Iran's foreign ministry responded by calling the rejection "expected" and "clarifying," and reiterated its position that the strait would remain inaccessible to international oil tanker traffic for as long as "conditions warrant," a phrase Iranian officials have deployed seventeen times this month without further elaboration.
Oil markets, for their part, have responded to this ambiguity in the traditional manner: by going up.
THE EXPERT CONSENSUS
Energy analysts contacted by IRREVERENT Newz were unanimous in their concern and measured in their projections.
"If this continues for another two to three weeks, you're looking at $160, maybe $170 a barrel," said Marcus Teel, a senior energy analyst at Clearwater Global Advisors. "At that point, the pump price becomes genuinely painful for the median American household. More painful, I mean. Than it already is. Which is already painful."
Teel added that the situation "could also resolve quickly," which he described as "also a possibility," and that markets "hate uncertainty," which he noted "is currently the primary product being exported from the region."
The Navy's Fifth Fleet, operating out of Bahrain — a country 59 percent of survey respondents could not identify on a labeled map — has reportedly increased patrol activity in the strait. Congressional leaders issued a joint statement calling for "caution," "restraint," and "a return to stability," while stopping short of specifying what any of those words might mean operationally, or who specifically should do them.
A NATION AWAITS
Back in Terre Haute, Kevin Dalrymple filled his truck on Friday morning. It cost him $94.

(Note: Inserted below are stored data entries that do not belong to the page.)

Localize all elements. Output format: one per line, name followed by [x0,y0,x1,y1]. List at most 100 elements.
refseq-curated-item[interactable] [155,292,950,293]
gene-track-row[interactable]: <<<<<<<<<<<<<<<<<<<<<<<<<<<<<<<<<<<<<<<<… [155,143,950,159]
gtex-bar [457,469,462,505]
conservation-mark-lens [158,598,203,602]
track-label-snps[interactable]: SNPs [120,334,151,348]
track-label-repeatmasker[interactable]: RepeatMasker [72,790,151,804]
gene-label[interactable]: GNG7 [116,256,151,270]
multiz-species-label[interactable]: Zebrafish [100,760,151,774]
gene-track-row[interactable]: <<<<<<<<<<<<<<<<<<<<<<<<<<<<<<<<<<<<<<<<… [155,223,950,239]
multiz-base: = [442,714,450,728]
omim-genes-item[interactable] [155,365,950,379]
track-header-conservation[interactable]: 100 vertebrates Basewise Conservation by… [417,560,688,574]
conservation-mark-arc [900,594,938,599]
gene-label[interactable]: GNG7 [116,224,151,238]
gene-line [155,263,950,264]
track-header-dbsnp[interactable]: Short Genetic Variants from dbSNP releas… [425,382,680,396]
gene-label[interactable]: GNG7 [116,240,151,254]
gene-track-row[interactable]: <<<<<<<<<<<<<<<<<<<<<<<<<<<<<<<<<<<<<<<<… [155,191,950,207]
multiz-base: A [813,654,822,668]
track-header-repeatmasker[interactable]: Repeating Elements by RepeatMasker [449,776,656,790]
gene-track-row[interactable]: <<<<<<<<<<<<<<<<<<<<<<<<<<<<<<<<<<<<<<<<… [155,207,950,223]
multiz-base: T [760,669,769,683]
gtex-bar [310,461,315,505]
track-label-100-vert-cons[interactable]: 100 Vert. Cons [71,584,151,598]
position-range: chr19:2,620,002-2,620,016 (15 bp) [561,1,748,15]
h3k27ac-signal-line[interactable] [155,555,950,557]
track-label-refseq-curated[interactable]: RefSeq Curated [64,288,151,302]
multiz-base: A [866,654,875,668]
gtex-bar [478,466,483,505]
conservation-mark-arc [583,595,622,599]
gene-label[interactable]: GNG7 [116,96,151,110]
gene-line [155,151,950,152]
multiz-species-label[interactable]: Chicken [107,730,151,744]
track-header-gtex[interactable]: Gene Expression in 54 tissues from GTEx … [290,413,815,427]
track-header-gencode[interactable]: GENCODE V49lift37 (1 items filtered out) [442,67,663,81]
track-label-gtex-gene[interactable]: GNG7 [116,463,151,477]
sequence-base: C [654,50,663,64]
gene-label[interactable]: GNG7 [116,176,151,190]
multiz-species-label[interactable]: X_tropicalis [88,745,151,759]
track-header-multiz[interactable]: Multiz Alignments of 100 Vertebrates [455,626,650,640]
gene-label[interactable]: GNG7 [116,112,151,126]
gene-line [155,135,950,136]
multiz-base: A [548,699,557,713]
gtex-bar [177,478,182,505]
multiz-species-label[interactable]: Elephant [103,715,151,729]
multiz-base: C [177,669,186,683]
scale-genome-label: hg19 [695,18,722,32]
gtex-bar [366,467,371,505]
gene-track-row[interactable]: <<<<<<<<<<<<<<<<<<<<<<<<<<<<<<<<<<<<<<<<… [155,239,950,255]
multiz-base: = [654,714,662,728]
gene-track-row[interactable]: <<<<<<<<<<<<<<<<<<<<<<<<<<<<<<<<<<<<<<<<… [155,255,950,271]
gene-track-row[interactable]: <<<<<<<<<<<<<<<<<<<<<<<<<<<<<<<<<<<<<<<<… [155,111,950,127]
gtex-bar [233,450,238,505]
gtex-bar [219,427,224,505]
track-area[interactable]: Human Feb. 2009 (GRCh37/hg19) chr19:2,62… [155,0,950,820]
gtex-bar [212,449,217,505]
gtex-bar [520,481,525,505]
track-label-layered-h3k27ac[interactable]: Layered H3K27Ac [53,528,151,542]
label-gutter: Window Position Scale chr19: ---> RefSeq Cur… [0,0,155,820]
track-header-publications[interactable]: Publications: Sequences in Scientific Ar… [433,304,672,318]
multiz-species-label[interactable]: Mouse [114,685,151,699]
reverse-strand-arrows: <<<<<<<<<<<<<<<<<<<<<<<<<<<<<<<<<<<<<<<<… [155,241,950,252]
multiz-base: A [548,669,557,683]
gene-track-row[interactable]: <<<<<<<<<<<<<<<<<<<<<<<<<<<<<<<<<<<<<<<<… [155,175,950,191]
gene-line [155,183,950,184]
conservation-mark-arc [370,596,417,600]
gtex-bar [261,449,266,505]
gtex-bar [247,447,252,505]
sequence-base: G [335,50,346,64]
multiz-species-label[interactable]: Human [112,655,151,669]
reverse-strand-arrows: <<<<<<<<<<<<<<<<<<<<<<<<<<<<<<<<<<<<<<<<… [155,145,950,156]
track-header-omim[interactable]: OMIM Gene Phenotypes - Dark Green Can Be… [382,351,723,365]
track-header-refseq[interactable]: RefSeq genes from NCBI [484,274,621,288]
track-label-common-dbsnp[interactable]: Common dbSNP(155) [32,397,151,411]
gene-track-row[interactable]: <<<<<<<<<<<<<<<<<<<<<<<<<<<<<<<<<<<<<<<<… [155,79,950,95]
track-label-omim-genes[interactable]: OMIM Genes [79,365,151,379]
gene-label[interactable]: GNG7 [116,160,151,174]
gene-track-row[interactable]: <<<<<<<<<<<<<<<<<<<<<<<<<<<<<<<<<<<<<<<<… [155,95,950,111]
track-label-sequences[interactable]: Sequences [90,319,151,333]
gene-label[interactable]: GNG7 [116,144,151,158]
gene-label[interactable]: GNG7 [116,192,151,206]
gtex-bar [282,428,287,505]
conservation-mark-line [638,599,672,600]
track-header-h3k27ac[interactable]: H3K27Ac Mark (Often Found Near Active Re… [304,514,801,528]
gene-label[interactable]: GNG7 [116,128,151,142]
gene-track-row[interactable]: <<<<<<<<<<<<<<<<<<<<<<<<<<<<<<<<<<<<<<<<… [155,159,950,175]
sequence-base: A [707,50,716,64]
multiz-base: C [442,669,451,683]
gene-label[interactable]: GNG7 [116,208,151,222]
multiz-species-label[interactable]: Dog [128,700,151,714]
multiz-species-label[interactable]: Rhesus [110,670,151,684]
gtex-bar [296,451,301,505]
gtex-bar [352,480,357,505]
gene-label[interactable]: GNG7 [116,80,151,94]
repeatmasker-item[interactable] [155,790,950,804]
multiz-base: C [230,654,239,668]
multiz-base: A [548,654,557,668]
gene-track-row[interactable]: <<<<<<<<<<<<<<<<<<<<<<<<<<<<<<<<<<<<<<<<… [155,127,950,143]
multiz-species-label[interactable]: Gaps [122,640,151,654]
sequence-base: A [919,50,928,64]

"I know it's the Middle East thing," he said, watching the numbers climb. "The Hormuz thing. I'm not gonna pretend I know where it is. But I know it's messing with my week."
He replaced the nozzle. He got in his truck. He drove to work.
Somewhere 7,400 miles away, through a passage he could not find on a globe, a single tanker sat at anchor, waiting for conditions to warrant something different.
The pump price, as of press time, is the only confirmed coordinate either of them needs.